« Signal et symbole du nouveau quartier », « point de rencontres idéal rythmant [sa] vie »… les prospectus de la Cogedim cherchant à attirer les futurs commerçants n’y vont pas de main morte lorsqu’ils présentent Le Défenseur du Temps, l’horloge monumentale de ce quartier flambant neuf de la rive droite parisienne. Nous sommes en 1979, l’heure est à la modernité : finis les « îlots insalubres », la ville doit afficher un nouveau visage. « Dans une époque marquée par l’accélération de l’histoire, Paris se transforme, presque à notre insu. Ses centres vitaux se déplacent. Il faut donc plus que jamais savoir être au bon endroit au bon moment », peut-on lire encore sous la plume du promoteur.
Le « bon endroit », c’est cette zone à équidistance du Marais et des Halles, de la place du Châtelet et du quartier des Arts-et-Métiers. Deux ans plus tôt, à quelques mètres de là, a été inauguré le centre Georges-Pompidou, symbole d’audace architecturale et de renouveau culturel. Le chantier du quartier de l’Horloge, lui, c’est « 745 appartements, 150 magasins, un parking public », répondant au rêve bourgeois d’un habitat qui allie modernité urbaine et tranquillité. Entièrement sous gestion privée, cette nouvelle zone sortie de terre, traversée par des rues piétonnes ouvertes au public, ambitionne de devenir le pendant commerçant de la toute fraîche et voisine « piazza Beaubourg ». Installée en hauteur sur une façade, sous l’arche de la jeune rue Bernard-de-Clairvaux, la rutilante horloge commandée à Jacques Monestier doit incarner cette nouvelle pulsation créée de toutes pièces.
L’oiseau, le crabe et le dragon
Le tableau est peu banal.
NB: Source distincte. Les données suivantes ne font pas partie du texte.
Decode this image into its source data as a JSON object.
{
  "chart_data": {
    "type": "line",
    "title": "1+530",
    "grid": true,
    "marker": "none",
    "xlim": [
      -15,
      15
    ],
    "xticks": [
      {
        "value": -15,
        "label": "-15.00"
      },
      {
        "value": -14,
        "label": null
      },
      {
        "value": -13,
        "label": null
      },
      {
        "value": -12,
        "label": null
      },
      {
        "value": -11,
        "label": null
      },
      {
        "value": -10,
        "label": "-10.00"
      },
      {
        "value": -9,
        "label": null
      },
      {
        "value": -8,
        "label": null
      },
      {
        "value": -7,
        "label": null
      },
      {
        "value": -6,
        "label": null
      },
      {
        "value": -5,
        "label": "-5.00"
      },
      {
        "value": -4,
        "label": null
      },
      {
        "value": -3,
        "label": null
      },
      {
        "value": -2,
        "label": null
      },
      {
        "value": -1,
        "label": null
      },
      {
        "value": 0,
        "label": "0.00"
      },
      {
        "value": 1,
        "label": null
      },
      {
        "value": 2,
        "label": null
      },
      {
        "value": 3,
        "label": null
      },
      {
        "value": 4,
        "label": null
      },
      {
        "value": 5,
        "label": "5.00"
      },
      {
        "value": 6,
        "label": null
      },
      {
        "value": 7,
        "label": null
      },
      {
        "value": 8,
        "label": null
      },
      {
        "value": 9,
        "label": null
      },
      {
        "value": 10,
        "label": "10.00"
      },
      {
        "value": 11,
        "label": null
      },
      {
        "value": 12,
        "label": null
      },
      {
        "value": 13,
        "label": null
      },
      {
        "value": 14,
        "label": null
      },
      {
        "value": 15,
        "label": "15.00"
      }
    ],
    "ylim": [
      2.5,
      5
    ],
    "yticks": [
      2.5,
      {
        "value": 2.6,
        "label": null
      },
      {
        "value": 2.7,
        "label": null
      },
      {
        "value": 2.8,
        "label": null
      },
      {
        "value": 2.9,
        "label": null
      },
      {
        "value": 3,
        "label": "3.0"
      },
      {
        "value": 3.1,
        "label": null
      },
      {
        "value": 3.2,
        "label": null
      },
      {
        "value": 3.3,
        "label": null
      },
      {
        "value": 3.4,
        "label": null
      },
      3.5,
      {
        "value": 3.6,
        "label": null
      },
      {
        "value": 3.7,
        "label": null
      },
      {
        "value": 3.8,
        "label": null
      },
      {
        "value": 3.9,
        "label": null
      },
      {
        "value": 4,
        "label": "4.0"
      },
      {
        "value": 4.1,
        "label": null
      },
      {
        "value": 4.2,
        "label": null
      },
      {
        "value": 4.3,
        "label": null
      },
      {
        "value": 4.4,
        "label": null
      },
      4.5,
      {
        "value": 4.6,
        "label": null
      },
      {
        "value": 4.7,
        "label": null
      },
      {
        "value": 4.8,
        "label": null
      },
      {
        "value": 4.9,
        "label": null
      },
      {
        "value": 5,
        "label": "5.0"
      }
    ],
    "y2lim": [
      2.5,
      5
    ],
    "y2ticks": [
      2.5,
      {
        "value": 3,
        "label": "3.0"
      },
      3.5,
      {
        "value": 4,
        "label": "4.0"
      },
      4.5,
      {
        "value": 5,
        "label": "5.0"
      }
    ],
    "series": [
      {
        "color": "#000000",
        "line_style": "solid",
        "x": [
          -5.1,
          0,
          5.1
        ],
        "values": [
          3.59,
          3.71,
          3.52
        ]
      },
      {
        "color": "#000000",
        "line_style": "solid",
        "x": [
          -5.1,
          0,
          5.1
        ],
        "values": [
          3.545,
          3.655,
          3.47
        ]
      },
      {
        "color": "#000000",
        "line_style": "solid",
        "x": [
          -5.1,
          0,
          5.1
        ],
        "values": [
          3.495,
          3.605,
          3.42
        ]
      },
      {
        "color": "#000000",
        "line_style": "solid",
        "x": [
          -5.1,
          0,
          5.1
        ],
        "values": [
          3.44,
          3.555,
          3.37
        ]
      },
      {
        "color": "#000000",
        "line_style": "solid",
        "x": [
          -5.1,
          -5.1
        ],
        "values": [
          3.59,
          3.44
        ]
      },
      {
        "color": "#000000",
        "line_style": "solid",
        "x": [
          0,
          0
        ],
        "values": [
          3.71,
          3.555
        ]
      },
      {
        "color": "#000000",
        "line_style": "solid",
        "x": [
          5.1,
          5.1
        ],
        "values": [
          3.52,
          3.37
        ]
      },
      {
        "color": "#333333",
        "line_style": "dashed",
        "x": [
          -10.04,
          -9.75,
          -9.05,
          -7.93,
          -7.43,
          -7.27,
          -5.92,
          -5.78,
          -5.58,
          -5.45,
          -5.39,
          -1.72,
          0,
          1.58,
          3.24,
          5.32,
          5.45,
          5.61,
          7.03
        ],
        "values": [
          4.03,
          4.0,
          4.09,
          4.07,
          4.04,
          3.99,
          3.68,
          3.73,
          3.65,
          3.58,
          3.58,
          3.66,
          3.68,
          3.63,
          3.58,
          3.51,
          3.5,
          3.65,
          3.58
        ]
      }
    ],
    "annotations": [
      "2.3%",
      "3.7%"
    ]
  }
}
Sur un rocher de tôles bleutées, un pantin armé d’un glaive lutte avec trois animaux, symbolisant les éléments – un oiseau (l’air), un crabe (l’eau) et un dragon (la terre et le feu). Les personnages de laiton dorés s’affrontent à la faveur d’une chorégraphie métronomique : à chaque heure, l’un des animaux s’anime, agressif, en direction du petit homme de métal, qui en réponse tourne la tête, agite son torse et dirige son glaive. Conçue comme un spectacle, l’horloge à automates a patiemment rythmé le temps jusqu’à sa mise en arrêt, en 2003, faute de financement pour sa maintenance.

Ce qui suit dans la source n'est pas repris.